Published by reputable leakster Ishan Agarwal, the images show “the world’s first quad curved display”. Here’s a detail of what he’s talking about:
Apparently Huawei has managed to create an AMOLED panel that is not curved only on the left and right sides, as it is the norm with other smartphones, but on all sides. And no, it’s not just the glass that covers it but the actual panel.
And while it still has the ugly pill punch hole to house two sensors for facial authentication, this effect is pretty striking. The bezels disappear completely except for the ultra-thin chin, as you can see in this frontal shot:
The only thing that bothers me is the black corners.
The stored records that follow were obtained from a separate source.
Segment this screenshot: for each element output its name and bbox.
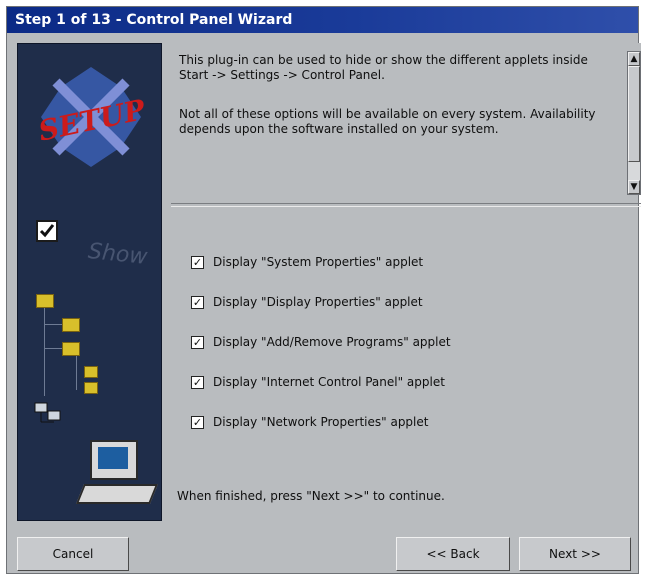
checkbox[interactable]: ✓ xyxy=(191,375,204,389)
tree-line xyxy=(44,324,62,325)
computer-icon xyxy=(75,440,159,514)
checkbox-label: Display "Internet Control Panel" applet xyxy=(213,375,445,389)
folder-icon xyxy=(84,366,98,378)
folder-icon xyxy=(36,294,54,308)
checkbox[interactable]: ✓ xyxy=(191,295,204,309)
option-display-properties[interactable]: ✓ Display "Display Properties" applet xyxy=(191,293,423,311)
intro-scrollbar[interactable]: ▲ ▼ xyxy=(627,51,641,195)
back-button[interactable]: << Back xyxy=(396,537,510,571)
scroll-down-button[interactable]: ▼ xyxy=(628,180,640,194)
keyboard-graphic xyxy=(75,484,159,504)
screen-graphic xyxy=(98,447,128,469)
checkbox-label: Display "Display Properties" applet xyxy=(213,295,423,309)
scroll-up-button[interactable]: ▲ xyxy=(628,52,640,66)
folder-icon xyxy=(62,318,80,332)
tree-line xyxy=(44,308,45,396)
monitor-graphic xyxy=(90,440,138,480)
tree-line xyxy=(76,356,77,390)
intro-textbox: This plug-in can be used to hide or show… xyxy=(171,43,641,195)
wizard-sidebar-graphic: SETUP Show xyxy=(17,43,162,521)
scroll-thumb[interactable] xyxy=(628,66,640,162)
wizard-window: Step 1 of 13 - Control Panel Wizard SETU… xyxy=(6,6,641,574)
option-add-remove-programs[interactable]: ✓ Display "Add/Remove Programs" applet xyxy=(191,333,451,351)
next-button[interactable]: Next >> xyxy=(519,537,631,571)
finish-instructions: When finished, press "Next >>" to contin… xyxy=(177,489,445,503)
network-computer-icon xyxy=(34,402,61,423)
cancel-button[interactable]: Cancel xyxy=(17,537,129,571)
ghost-label: Show xyxy=(86,238,149,271)
intro-paragraph-1: This plug-in can be used to hide or show… xyxy=(179,53,588,82)
option-system-properties[interactable]: ✓ Display "System Properties" applet xyxy=(191,253,423,271)
section-divider xyxy=(171,203,641,207)
checkbox-label: Display "Network Properties" applet xyxy=(213,415,429,429)
option-network-properties[interactable]: ✓ Display "Network Properties" applet xyxy=(191,413,428,431)
tree-line xyxy=(44,348,62,349)
checkbox[interactable]: ✓ xyxy=(191,415,204,429)
window-title: Step 1 of 13 - Control Panel Wizard xyxy=(7,7,638,33)
option-internet-control-panel[interactable]: ✓ Display "Internet Control Panel" apple… xyxy=(191,373,445,391)
folder-icon xyxy=(62,342,80,356)
checkbox[interactable]: ✓ xyxy=(191,335,204,349)
setup-logo: SETUP xyxy=(36,67,146,167)
folder-icon xyxy=(84,382,98,394)
checkmark-icon xyxy=(36,220,58,242)
checkbox[interactable]: ✓ xyxy=(191,255,204,269)
checkbox-label: Display "Add/Remove Programs" applet xyxy=(213,335,451,349)
checkbox-label: Display "System Properties" applet xyxy=(213,255,424,269)
intro-paragraph-2: Not all of these options will be availab… xyxy=(179,107,596,136)
wizard-content: This plug-in can be used to hide or show… xyxy=(171,43,641,519)
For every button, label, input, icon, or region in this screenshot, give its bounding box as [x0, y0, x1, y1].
It looks like one of those old albums where you used sticky corners to hold the photos on place.
The most impressive thing, as usual with Huawei’s flagships, is precisely the photos you will be able to take with its new camera system. According to previous rumors, it should be really impressive and probably leave the Samsung Galaxy S20 Ultra and every other Android phone in the dust, just like the Huawei P30 and the P20 did before it.
The new P40 Pro seems to have five sensors behind the usual lenses co-developed with Leica. Rumor is that these will hold a 52MP sensor for the main camera, a 40MP for the ultra-wide, a 10x optical telephoto, and a Time-of-Flight sensor, like the LiDAR that comes in the iPad Pro 2020. The fifth sensor is rumored to have a telephoto lenses with 3x zoom.
The last one is meant to provide with an intermediate step as you go from 1x in the main sensor to 10x in the telephoto. The Ultra has a theoretical advantage there, as it has a motorized telephoto periscope system that offers continuous zooming — a miniature version of what a real telephoto lens will do on a standard camera.
We will have to see which fares better, though. It’s going to be a ferocious battle — one that Samsung seems to be losing just before it started, at least in the marketplace.